TORONTO — Rabbi Lee Buckman is looking forward to his new position as head of school at what he calls “one of the flagship schools of Jewish day high schools in North America.”
In a phone interview from Atlanta, Ga., where he is head of school at Greenfield Hebrew Academy, Rabbi Buckman talked about his upcoming move to Canada, where he will become head of school at the Anne and Max Tanenbaum Community Hebrew Academy of Toronto.
He succeeds Paul Shaviv, the school’s former director of education. Shaviv left last year to become head of school at the Ramaz School in Manhattan.
The change in title does not reflect any change of duties, according to Rhona Birenbaum, TanenbaumCHAT’s CFO/executive director and acting head of school. Rather, it was changed so that it would be in line with the title most commonly used by independent schools in Canada and the United States, she said.
Rabbi Buckman – a 51-year-old native of Chicago who says he loves teaching, learning and kids – cited TanenbaumCHAT’s “outstanding reputation for educational excellence” as a factor in his decision to take the job. He begins Aug. 1.
The move will bring him and his wife, Rachel, also an educator, closer to family in Detroit. Some of their four sons, now grown, are alumni of Camp Ramah in Canada.
As well, it will bring him back into high school education, a field he left four years ago when he moved to Greenfield, which runs from preschool through Grade 8. Prior to that, he was at the Frankel Jewish Academy of Metro Detroit, a Jewish community high school.
“My feeling is that high school is a particularly critical time for Jewish identity,” he said. “The teenage years are very turbulent, and a week of adolescence can wipe out the finest elementary day school education. What I like about high school is that it creates a Jewish context for kids to walk through their adolescent years as they’re doubting, challenging, questioning and rejecting.”
In 1999, when Rabbi Buckman was hired to start the school in Detroit, he visited CHAT, as well as a few other schools, because of its reputation for “excellent programs.”
One of the challenges he expects to face is building relationships with a student body of more than 1,000.
Rabbi Buckman was ordained by the Conservative movement’s Jewish Theological Seminary and has a master’s degree in psychology. He later received Orthodox smichah as well. He served as a congregational rabbi in Milwaukee for nine years before making the move to education.
More recently, he has served as a consultant to Jewish day schools and organizations including Partnership for Excellence in Jewish Education (PEJE).
“I see myself as somebody who can bridge denominational lines, and somebody who stands, on one hand, for a particular expression of Judaism, but at the same time, appreciates that it’s the multiplicity of expressions of Judaism that makes Judaism vibrant.”
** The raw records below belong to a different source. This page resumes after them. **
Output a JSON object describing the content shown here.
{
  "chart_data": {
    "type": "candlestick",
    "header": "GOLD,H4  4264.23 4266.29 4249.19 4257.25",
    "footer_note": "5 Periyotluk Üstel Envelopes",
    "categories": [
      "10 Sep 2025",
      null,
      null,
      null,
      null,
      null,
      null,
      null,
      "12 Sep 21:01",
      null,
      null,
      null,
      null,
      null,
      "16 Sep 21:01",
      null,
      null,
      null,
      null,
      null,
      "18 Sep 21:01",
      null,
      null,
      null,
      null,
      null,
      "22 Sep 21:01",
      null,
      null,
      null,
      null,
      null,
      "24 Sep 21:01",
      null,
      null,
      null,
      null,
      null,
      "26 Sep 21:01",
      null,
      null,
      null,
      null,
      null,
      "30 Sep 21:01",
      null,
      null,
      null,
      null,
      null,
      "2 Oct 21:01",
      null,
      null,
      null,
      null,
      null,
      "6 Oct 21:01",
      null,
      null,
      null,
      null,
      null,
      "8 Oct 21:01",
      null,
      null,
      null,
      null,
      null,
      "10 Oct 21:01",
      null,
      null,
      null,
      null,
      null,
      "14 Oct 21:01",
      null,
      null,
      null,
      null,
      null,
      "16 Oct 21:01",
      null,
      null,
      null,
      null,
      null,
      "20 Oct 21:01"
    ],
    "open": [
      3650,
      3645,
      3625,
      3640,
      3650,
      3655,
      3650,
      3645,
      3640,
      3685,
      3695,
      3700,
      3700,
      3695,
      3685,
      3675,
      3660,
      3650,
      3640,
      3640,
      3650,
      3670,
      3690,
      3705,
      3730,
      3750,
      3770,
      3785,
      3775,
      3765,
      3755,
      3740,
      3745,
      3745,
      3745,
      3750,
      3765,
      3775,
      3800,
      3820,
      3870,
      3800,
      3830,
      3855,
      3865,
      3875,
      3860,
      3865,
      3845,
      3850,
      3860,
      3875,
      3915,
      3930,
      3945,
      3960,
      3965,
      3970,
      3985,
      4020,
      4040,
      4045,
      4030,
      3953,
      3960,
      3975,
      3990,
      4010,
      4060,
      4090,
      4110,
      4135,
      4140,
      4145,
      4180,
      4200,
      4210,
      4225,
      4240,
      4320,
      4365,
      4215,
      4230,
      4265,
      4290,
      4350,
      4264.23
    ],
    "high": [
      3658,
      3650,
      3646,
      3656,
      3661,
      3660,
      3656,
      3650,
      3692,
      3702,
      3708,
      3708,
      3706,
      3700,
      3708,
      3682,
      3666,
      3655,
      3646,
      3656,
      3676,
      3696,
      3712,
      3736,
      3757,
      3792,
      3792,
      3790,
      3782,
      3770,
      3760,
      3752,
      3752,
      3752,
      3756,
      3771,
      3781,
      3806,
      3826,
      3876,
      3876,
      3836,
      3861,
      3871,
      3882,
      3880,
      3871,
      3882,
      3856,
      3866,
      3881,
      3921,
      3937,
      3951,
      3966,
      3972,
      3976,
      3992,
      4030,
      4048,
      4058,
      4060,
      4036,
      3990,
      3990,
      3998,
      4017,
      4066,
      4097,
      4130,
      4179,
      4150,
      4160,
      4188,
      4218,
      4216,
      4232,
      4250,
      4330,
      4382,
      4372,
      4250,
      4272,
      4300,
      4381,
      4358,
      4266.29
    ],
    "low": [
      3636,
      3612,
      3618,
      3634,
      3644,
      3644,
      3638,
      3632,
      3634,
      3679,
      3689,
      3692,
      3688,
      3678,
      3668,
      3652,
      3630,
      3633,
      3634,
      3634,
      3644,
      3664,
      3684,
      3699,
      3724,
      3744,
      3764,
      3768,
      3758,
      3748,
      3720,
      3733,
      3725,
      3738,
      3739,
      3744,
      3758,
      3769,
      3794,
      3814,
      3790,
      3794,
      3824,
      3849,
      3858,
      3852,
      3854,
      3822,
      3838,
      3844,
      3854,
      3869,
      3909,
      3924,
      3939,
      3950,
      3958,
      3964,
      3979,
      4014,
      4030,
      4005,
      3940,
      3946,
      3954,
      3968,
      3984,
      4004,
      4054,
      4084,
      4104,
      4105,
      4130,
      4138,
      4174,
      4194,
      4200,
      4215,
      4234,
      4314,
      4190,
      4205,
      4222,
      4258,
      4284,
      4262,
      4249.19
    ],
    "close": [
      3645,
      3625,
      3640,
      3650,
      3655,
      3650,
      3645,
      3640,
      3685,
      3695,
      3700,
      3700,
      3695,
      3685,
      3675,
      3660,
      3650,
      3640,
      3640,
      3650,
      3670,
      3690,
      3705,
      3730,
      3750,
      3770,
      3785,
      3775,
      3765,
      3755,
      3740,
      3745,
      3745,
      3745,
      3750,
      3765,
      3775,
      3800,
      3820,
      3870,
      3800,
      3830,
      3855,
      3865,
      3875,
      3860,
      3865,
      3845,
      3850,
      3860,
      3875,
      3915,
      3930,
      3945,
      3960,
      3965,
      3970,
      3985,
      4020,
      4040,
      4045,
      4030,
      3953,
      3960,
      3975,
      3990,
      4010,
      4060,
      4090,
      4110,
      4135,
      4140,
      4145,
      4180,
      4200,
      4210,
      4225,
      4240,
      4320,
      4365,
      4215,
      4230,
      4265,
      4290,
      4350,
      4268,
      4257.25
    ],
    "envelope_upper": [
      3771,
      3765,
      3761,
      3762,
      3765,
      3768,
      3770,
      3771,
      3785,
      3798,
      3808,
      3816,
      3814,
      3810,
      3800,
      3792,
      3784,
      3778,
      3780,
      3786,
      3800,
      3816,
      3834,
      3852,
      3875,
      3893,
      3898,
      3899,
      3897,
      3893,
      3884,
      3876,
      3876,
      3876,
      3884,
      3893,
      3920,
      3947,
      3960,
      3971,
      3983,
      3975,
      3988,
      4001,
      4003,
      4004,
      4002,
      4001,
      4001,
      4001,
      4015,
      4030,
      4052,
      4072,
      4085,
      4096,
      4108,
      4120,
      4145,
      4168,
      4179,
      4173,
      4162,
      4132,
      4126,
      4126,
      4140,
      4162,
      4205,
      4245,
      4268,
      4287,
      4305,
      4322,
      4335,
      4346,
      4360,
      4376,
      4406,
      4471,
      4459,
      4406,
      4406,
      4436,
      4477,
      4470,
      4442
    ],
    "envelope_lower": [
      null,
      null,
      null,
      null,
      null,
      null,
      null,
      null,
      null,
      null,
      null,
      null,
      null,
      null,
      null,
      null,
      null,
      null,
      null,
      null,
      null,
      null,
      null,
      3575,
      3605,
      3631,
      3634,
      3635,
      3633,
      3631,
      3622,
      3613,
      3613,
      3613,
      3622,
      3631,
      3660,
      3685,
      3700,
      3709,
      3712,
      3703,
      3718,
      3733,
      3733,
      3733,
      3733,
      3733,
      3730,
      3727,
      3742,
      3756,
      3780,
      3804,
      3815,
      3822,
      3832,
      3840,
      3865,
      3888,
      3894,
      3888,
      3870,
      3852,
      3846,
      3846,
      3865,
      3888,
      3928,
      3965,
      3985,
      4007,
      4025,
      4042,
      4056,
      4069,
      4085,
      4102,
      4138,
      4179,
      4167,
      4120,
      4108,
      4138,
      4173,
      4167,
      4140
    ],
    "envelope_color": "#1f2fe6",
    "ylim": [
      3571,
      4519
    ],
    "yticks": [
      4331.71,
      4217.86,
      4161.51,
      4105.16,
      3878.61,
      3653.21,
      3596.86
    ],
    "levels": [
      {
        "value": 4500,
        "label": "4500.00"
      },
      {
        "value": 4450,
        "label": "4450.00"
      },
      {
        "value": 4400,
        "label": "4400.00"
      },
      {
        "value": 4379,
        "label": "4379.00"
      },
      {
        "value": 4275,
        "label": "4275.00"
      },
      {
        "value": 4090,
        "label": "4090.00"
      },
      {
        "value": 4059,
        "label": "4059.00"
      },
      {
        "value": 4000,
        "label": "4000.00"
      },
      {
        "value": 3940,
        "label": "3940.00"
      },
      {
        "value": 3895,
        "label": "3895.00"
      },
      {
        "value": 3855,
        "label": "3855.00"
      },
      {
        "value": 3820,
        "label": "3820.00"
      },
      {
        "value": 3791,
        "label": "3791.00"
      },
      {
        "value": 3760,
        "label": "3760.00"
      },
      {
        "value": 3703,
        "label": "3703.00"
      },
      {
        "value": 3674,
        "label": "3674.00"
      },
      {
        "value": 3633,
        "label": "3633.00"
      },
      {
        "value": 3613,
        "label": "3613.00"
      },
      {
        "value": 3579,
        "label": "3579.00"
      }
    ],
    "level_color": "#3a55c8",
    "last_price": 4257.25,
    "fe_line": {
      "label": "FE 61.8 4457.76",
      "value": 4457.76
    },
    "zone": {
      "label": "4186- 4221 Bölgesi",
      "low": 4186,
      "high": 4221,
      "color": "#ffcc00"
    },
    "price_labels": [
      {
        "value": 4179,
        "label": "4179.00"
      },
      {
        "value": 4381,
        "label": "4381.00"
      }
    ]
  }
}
His vision for the school includes “an environment where knowledge is being driven by questions that students ask.”
He is cautious, however, about making sure he understands “the context and the culture of Canadian education,” before proceeding in ways that may be more applicable to the United States. He plans to visit local public and private high schools to familiarize himself with the differences between the two cultures.
In addition to his administrative duties, he hopes to have opportunities to teach. “Ultimately, I got into this field because I love teaching.”